Our communications system is state of the art. Malta's time zone is the same as that of Continental Western Europe, while the local university is churning out high calibre graduates in all of the main areas of relevance to financial services.

How does the regulatory climate differ from other leading offshore financial centres?

Let me first of all clarify that it is not technically correct to call Malta an 'offshore' financial centre. It is a financial centre whose regulatory framework, based as stated above on EU standards of regulation, is the same for 'offshore' and 'onshore' business. The regulations are the same for everyone.

What policies should the banking and finance sector in Malta follow for a prosperous future?

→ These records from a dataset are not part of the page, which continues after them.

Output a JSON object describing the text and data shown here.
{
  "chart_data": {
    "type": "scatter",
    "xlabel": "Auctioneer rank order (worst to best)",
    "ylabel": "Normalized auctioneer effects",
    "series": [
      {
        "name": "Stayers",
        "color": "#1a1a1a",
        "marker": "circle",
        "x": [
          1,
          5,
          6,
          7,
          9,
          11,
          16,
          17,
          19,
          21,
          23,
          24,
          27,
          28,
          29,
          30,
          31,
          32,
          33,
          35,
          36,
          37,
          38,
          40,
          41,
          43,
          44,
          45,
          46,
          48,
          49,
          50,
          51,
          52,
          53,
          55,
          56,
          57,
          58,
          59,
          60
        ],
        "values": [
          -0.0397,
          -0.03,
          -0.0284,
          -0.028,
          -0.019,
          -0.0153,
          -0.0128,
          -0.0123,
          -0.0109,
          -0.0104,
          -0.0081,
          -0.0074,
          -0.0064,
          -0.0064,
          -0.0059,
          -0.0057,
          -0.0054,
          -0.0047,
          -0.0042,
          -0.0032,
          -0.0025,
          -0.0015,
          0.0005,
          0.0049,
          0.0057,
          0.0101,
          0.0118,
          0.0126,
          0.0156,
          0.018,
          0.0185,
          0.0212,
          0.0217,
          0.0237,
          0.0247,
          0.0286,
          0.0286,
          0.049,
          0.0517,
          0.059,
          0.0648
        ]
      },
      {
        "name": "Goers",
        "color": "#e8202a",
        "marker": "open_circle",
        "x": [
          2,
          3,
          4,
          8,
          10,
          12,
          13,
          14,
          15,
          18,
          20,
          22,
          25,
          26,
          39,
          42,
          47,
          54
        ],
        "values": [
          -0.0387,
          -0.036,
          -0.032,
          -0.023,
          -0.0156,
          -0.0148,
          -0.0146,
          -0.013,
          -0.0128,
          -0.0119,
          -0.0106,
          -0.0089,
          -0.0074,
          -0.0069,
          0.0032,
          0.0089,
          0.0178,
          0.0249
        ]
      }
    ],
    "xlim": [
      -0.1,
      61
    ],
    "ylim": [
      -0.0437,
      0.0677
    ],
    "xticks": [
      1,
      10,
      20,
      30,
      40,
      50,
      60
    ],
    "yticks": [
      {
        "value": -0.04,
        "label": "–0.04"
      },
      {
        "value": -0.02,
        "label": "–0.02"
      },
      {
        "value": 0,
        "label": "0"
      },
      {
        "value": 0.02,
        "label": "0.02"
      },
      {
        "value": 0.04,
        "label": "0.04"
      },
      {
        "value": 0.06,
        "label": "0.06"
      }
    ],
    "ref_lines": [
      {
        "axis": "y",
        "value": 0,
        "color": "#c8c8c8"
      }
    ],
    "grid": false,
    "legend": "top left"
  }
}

We should continue to strictly follow a prudent and serious policy of vetting clients to ensure that Malta's reputation as a financial centre of repute remains untarnished.

What would you say is the biggest obstacle to the future success of Malta as an international financial centre?

To be frank, I cannot think of a particular obstacle. All the ingredients for continued success are there. Both of the two major political parties in Malta unreservedly support the continued development of the island as a financial centre of repute. I cannot see a waning in the international demand for serious financial centres and therefore the future looks good.

Generally from your experience, do you think the image of offshore financial centres has improved?

I feel that the days of lax offshore financial centres are numbered. For this reason there is no doubt, in my mind at least, that financial centres everywhere are tightening up their regulatory framework and introducing laws to prevent money laundering. However, I believe the correct answer is that the image of some has deteriorated while those of other has improved.